Phase 2: Agent Execution & Background Ingestion (30 seconds)

(Matches step b: Running the BQAA plugin on a simulated Yahoo agent)

  • Action: Execute a simulated ADCP (Ad Context Protocol) campaign brief in the terminal or UI (e.g., "Launch a $50k brand awareness campaign targeting Gen Z").
  • Talk Track: "We are now triggering a simulated Yahoo buyer-side agent to negotiate an ad buy. As the agent plans the campaign, the BigQuery Agent Analytics (BQAA) plugin asynchronously streams the execution telemetry into BigQuery. Behind the scenes, we use AI.GENERATE with a strict JSON output_schema to automatically extract the agent's unstructured reasoning into typed decision nodes and edges, populating the context graph in real-time."

Phase 3: Conversational Analytics & GQL Reasoning (90 seconds)

(Matches step c: Asking business questions and retrieving decision traces)

  • Action: Open Conversational Analytics (CA) in BigQuery or the interactive query explorer. Ask business questions to trace the decision.
  • Question 1: "Which ad candidates were considered for the Nike campaign, and why were the others rejected?"
  • Visual/Query: Show the system translating this into a native GQL traversal query:
    GRAPH `project.dataset.agent_context_graph`
    MATCH (dp:DecisionPoint)-[ce:CandidateEdge]->(cand:CandidateNode)
    WHERE dp.session_id = 'sess-nike-summer' AND ce.edge_type = 'DROPPED_CANDIDATE'
    RETURN cand.name, cand.score, cand.rejection_rationale
  • Talk Track: "Using GQL, we can traverse the graph to answer exactly why the agent acted the way it did. The results show that while the agent selected 'Athletes 18-35', it explicitly dropped 'Fitness Enthusiasts' due to 'Budget constraints'. It tells us exactly why we sold to one target instead of another."

Phase 4: Operations Research & Optimization (Bonus) (45 seconds)

(Matches step d: Where can we do better in this bidding process?)

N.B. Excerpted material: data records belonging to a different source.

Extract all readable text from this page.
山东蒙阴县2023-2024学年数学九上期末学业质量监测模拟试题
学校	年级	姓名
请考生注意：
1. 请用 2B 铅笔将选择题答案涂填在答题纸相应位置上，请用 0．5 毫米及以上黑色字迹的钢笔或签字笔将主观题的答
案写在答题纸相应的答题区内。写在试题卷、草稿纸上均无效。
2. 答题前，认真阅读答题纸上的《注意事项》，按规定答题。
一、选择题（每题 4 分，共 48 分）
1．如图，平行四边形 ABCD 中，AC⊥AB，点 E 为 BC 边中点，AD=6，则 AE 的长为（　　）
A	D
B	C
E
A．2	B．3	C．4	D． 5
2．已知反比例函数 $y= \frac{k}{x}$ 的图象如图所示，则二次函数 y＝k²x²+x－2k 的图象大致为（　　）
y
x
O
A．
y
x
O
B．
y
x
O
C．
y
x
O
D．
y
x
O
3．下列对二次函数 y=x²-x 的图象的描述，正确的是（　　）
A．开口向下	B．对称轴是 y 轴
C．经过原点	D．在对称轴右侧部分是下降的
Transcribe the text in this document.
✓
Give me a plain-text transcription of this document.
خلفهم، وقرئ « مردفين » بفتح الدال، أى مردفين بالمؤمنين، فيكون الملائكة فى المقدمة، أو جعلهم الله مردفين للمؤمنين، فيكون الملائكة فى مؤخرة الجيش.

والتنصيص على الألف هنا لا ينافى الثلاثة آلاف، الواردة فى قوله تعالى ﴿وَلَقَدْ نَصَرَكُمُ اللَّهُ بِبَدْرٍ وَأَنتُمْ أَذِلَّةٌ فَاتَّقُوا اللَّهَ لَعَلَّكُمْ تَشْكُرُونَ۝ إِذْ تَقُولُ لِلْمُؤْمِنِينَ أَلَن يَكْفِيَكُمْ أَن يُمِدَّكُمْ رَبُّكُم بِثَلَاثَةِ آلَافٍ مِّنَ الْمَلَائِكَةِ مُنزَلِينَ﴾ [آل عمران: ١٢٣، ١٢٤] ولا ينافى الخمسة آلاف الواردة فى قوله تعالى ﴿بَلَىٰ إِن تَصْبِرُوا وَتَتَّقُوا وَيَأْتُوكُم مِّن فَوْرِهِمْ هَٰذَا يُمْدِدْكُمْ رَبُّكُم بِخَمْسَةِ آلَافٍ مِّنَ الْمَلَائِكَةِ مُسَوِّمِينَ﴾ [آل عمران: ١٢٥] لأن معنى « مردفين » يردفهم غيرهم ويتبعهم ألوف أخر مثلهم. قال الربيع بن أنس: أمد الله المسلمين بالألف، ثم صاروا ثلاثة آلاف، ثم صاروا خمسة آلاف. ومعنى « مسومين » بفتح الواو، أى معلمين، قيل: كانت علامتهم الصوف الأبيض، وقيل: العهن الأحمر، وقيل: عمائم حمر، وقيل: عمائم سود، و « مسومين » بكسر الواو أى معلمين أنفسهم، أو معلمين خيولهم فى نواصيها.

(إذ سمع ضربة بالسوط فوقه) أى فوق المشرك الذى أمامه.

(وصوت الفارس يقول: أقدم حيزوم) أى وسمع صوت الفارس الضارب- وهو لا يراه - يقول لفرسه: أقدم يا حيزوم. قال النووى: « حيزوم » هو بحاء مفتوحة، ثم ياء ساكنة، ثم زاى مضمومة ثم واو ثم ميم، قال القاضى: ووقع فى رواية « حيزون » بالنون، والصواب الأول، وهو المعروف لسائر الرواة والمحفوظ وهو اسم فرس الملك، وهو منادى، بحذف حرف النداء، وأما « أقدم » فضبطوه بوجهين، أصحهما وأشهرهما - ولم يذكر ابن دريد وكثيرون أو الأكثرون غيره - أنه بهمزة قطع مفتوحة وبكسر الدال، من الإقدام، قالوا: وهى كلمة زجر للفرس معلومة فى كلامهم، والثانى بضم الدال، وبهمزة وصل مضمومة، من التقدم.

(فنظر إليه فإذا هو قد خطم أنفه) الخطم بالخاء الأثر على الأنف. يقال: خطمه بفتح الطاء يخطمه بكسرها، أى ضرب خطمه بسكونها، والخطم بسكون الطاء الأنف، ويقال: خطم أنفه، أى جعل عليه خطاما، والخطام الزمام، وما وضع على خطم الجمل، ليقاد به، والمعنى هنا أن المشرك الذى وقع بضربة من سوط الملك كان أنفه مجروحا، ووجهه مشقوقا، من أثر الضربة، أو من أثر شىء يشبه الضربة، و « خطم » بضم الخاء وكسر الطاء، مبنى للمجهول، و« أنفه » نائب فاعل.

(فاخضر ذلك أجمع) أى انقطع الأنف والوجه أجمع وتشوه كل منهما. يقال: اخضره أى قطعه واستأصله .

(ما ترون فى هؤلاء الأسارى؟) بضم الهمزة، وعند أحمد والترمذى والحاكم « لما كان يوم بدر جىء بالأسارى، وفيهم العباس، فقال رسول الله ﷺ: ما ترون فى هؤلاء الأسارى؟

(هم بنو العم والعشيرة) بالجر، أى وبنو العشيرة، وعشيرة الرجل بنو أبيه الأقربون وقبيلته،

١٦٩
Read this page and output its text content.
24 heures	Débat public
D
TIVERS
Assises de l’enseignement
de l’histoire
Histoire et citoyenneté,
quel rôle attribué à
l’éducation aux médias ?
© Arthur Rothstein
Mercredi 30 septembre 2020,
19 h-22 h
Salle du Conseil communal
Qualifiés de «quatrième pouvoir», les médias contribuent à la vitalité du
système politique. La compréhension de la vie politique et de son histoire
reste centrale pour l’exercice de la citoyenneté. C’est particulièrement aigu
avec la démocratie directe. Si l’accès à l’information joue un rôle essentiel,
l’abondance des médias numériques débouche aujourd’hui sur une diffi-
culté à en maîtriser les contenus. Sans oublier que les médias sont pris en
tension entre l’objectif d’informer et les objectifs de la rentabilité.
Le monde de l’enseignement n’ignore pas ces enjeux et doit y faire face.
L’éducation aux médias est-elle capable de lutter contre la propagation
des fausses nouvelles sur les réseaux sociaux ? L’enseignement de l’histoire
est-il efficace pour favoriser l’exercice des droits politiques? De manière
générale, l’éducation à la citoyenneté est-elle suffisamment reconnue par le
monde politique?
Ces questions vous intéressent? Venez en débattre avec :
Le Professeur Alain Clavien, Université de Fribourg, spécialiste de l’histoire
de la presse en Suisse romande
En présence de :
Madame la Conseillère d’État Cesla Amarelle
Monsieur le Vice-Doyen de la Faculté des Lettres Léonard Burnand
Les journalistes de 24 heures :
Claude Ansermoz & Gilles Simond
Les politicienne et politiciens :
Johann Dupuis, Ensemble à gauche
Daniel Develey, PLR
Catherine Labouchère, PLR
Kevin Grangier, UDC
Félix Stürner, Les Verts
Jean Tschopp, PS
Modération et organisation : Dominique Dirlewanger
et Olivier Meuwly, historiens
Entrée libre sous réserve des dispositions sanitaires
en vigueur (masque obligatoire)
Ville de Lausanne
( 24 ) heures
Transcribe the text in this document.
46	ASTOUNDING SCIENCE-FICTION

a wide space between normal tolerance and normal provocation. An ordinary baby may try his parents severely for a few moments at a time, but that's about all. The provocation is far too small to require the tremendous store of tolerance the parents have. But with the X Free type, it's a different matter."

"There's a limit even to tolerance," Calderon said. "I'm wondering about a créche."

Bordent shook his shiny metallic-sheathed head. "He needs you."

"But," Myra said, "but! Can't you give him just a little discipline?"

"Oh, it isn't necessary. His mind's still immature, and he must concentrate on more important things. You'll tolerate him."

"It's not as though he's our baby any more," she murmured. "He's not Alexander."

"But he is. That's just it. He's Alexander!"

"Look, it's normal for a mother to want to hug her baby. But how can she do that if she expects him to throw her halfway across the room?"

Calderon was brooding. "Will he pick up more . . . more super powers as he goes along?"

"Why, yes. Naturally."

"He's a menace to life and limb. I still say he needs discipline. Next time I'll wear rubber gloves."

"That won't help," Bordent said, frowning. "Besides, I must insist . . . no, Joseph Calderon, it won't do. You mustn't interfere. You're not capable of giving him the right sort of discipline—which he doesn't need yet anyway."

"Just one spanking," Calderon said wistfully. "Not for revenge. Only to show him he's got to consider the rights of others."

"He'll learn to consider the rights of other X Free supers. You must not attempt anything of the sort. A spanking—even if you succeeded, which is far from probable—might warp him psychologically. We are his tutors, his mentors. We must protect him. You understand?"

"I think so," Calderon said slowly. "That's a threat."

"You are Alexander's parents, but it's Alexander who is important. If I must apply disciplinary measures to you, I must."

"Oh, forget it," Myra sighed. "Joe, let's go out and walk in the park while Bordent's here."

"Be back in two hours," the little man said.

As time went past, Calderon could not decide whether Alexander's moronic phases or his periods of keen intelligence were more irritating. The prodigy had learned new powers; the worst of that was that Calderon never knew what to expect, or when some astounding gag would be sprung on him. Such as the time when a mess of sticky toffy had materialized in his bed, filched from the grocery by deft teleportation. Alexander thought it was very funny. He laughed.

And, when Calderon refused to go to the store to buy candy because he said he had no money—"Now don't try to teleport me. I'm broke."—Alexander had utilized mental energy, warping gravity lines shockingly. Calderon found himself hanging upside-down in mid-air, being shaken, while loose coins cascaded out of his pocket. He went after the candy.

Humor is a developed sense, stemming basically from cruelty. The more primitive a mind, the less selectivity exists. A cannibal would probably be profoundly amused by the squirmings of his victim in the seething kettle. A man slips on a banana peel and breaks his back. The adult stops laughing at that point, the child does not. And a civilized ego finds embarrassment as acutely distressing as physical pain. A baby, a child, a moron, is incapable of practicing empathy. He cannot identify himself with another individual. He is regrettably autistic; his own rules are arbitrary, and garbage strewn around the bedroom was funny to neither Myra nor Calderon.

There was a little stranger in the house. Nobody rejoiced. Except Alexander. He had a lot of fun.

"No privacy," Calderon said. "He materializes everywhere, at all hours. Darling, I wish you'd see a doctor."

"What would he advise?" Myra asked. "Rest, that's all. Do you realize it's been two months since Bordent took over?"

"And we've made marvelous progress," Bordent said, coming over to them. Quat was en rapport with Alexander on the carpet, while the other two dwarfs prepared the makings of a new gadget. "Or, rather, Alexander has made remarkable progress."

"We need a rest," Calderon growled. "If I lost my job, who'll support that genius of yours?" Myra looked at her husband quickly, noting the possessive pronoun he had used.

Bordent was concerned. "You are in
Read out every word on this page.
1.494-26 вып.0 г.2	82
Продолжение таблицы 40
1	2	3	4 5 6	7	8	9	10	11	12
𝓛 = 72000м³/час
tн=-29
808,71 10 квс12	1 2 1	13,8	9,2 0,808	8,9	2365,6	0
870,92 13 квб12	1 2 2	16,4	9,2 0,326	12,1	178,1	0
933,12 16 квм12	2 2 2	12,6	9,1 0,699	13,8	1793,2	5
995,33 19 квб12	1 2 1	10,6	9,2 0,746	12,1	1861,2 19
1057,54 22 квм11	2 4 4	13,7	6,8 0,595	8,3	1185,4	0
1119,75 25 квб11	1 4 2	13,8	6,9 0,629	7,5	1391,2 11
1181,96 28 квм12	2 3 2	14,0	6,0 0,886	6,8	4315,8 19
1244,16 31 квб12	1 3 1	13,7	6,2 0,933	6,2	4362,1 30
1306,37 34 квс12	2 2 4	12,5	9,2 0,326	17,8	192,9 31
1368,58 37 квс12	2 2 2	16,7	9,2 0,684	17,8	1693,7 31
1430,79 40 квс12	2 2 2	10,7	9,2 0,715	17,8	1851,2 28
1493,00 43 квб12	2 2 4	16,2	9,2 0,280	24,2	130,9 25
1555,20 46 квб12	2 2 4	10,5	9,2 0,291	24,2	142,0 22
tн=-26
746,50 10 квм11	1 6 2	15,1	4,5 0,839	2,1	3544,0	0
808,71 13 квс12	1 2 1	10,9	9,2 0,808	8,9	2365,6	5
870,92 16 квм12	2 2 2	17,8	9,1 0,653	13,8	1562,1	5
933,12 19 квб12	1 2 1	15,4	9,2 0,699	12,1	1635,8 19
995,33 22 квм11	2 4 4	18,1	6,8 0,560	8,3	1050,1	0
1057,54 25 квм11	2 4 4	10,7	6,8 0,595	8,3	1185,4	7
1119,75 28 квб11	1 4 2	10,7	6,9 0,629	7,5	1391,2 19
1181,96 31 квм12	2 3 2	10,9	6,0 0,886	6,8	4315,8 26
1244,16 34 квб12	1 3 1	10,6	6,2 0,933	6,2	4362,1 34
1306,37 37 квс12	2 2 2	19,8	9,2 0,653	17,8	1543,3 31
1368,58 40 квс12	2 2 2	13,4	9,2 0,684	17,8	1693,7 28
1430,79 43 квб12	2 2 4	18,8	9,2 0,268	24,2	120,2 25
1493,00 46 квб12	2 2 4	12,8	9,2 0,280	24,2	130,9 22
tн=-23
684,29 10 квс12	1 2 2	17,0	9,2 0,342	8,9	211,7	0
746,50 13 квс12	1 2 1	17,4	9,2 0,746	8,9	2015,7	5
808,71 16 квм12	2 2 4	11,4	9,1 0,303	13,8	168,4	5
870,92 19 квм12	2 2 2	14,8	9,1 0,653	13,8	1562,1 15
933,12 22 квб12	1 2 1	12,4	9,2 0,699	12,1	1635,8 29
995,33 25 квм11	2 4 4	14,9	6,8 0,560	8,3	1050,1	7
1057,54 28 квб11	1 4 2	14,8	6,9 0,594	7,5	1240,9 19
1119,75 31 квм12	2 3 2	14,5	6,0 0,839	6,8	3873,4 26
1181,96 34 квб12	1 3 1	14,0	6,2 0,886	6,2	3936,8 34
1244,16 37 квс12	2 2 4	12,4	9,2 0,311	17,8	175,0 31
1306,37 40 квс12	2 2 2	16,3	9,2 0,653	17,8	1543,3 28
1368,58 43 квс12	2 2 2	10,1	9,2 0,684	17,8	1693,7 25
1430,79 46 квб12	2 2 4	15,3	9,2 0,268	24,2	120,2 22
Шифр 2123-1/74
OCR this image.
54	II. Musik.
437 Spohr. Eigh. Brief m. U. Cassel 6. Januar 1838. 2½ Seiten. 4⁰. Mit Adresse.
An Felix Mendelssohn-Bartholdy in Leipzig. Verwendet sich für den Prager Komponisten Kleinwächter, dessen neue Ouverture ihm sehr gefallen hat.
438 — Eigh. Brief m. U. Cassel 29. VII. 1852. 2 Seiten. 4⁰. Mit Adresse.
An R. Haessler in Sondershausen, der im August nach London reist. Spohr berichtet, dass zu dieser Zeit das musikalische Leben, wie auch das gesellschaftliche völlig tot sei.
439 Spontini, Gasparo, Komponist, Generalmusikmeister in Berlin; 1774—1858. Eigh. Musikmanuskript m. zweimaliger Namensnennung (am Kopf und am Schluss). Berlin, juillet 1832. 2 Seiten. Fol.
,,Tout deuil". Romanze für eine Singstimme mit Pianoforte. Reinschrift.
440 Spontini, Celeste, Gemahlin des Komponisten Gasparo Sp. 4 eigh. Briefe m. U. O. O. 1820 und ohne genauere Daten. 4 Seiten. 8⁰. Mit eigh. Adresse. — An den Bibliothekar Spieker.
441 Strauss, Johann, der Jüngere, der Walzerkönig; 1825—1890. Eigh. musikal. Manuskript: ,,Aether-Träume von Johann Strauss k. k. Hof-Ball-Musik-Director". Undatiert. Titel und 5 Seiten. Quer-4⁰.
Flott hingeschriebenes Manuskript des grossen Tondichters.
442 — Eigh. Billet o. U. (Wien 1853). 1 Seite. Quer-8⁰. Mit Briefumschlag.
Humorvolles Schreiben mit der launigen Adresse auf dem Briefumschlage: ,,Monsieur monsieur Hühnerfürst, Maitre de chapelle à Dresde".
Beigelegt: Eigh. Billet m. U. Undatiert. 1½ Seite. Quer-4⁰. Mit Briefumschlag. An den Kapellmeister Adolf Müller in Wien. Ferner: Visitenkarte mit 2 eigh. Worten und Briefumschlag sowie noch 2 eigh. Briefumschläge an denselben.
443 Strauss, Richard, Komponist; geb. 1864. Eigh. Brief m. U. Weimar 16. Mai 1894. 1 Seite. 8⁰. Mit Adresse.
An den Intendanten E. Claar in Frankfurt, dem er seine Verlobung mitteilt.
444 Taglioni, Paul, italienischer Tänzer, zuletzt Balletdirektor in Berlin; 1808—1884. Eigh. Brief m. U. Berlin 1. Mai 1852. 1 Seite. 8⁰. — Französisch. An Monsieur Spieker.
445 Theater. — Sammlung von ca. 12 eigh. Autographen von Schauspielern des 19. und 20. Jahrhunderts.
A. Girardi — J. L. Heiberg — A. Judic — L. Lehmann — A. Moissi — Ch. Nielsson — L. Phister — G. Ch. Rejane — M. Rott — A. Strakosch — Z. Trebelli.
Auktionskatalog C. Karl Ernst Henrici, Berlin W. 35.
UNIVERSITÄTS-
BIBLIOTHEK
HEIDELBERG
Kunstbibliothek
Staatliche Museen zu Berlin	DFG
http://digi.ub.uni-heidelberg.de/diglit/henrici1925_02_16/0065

  • Action: Pivot to an aggregated dashboard or analytical query summarizing RejectionReason nodes across thousands of sessions.
  • Talk Track: "Because these decisions are modeled as a graph, we can move from reactive auditing to proactive Operations Research. If we ask, 'Where can we do better in this bidding process?', we can aggregate the RejectionReason nodes across the graph. If we see a massive cluster of dropped candidates due to 'floor price exceeded', it alerts our yield operations team that our pricing may be misaligned with current market demand. This closes the loop—allowing us to continuously optimize agent actions and update our business constraints based on real-world outcomes."